In the course of treating a patient, a tube or other medical device may be used to control the flow of air, food, fluids, or other substances into and/or out of the patient. For example, medical devices such as tracheal tubes may be used to control the flow of one or more substances into or out of a patient. In many instances it is desirable to provide a seal between the outside of the tube or device and the interior of the passage in which the tube or device is inserted. In this way, substances can only flow through the passage via the tube or other medical device, allowing a medical practitioner to maintain control over the type and amount of substances flowing into and out of the patient.
For example, tracheal tubes may be used to control the flow of air or other gases through a patient's trachea. Such tracheal tubes may include endotracheal (ET) tubes or tracheostomy tubes. To seal these types of tracheal tubes, an inflatable cuff may be associated with these tubes. When inflated, the cuff generally expands into the surrounding trachea to seal the tracheal passage around the tube.

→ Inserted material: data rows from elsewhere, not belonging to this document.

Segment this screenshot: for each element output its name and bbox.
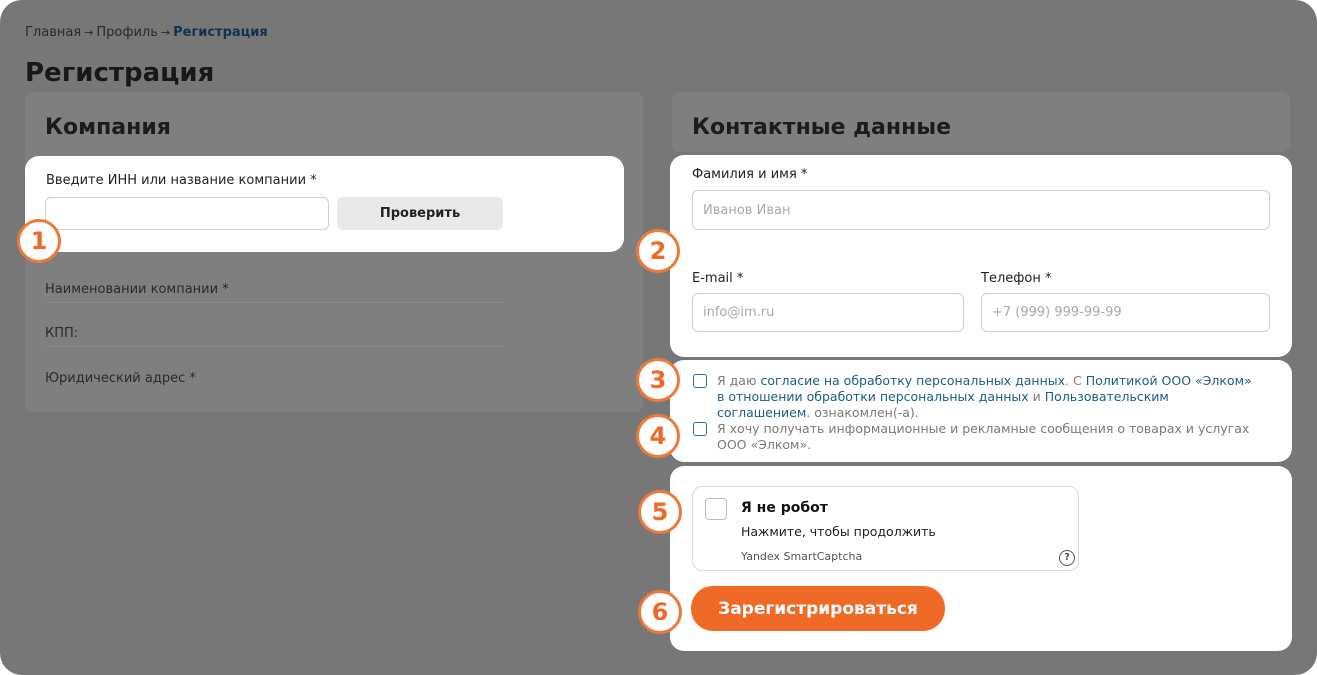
- step-marker-4: 4: [636, 414, 680, 458]
- company-heading: Компания: [45, 115, 171, 140]
- legal-address-label: Юридический адрес *: [45, 371, 196, 386]
- company-card: [25, 92, 643, 412]
- consent-checkbox[interactable]: [693, 374, 707, 388]
- step-marker-5: 5: [638, 490, 682, 534]
- consent-processing-link[interactable]: согласие на обработку персональных данны…: [760, 373, 1065, 388]
- step-marker-6: 6: [638, 590, 682, 634]
- company-name-label: Наименовании компании *: [45, 282, 229, 297]
- step-marker-3: 3: [636, 358, 680, 402]
- consent-text-part: . С: [1065, 373, 1086, 388]
- captcha-brand: Yandex SmartCaptcha: [741, 550, 863, 563]
- page-overlay: Главная → Профиль → Регистрация Регистрация …: [0, 0, 1317, 675]
- breadcrumb-current: Регистрация: [173, 25, 268, 40]
- email-input[interactable]: [692, 293, 964, 332]
- contacts-heading: Контактные данные: [692, 115, 952, 140]
- legal-address-field: Юридический адрес *: [45, 371, 503, 391]
- breadcrumb-home[interactable]: Главная: [25, 25, 81, 40]
- inn-label: Введите ИНН или название компании *: [46, 173, 317, 188]
- phone-label: Телефон *: [981, 271, 1052, 286]
- captcha-checkbox[interactable]: [705, 498, 727, 520]
- consent-text-part: Я даю: [717, 373, 761, 388]
- phone-input[interactable]: [981, 293, 1270, 332]
- step-marker-1: 1: [17, 219, 61, 263]
- help-icon[interactable]: ?: [1059, 550, 1075, 566]
- marketing-text: Я хочу получать информационные и рекламн…: [717, 421, 1250, 452]
- step-marker-2: 2: [636, 229, 680, 273]
- consent-text-part: и: [1028, 389, 1045, 404]
- breadcrumb-separator: →: [160, 26, 171, 39]
- breadcrumb: Главная → Профиль → Регистрация: [25, 25, 268, 40]
- captcha-title: Я не робот: [741, 500, 828, 516]
- page-title: Регистрация: [25, 58, 215, 88]
- kpp-label: КПП:: [45, 326, 79, 341]
- breadcrumb-separator: →: [84, 26, 94, 39]
- check-button[interactable]: Проверить: [337, 197, 503, 230]
- register-button[interactable]: Зарегистрироваться: [691, 586, 945, 631]
- kpp-field: КПП:: [45, 326, 503, 347]
- consent-text: Я даю согласие на обработку персональных…: [717, 373, 1257, 421]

However, to fit a range of trachea anatomies and to provide low intra cuff pressure, cuff diameters are typically about one and a half times the diameter of the average trachea. Therefore, when inserted in an average-sized trachea, such a cuff is unable to fully expand and will fold in on itself within the trachea. These folds may serve as leak paths that allow mucosal secretions to flow past the cuff and enter the lung. Because mucosal secretions may harbor microbes, it is desirable to prevent such secretions from entering the lungs.
Certain types of cuffs are manufactured from materials that have a lower tendency to form leak paths. For example, high pressure cuffs are typically made of highly elastic materials that may form a relatively smooth seal against the trachea. However, such cuffs have associated disadvantages. Due to their elastic properties, high pressure cuffs are often inflated to at least twice the intracuff pressure of lower pressure cuffs in order to form a sufficient tracheal seal. Such high pressures may cause patient discomfort. Further, the mechanical pressure of the high pressure cuff against the tracheal walls may also cause temporary damage to cilial structures in the trachea that are associated with airway particle clearance.
Other types of cuffs may include swellable layers that may be involved in providing a physical barrier to fill the leak paths. However, such physical barriers may be nonetheless permeable to microbial infiltration. For example, such cuffs may employ a hydrogel that may swell into the folds of the cuff. However, many hydrogel coatings may be too porous to prevent the microbes in mucosal secretions from flowing through leak paths in the cuff. Further, many hydrogel coatings are dynamic in nature, with constantly changing pore sizes.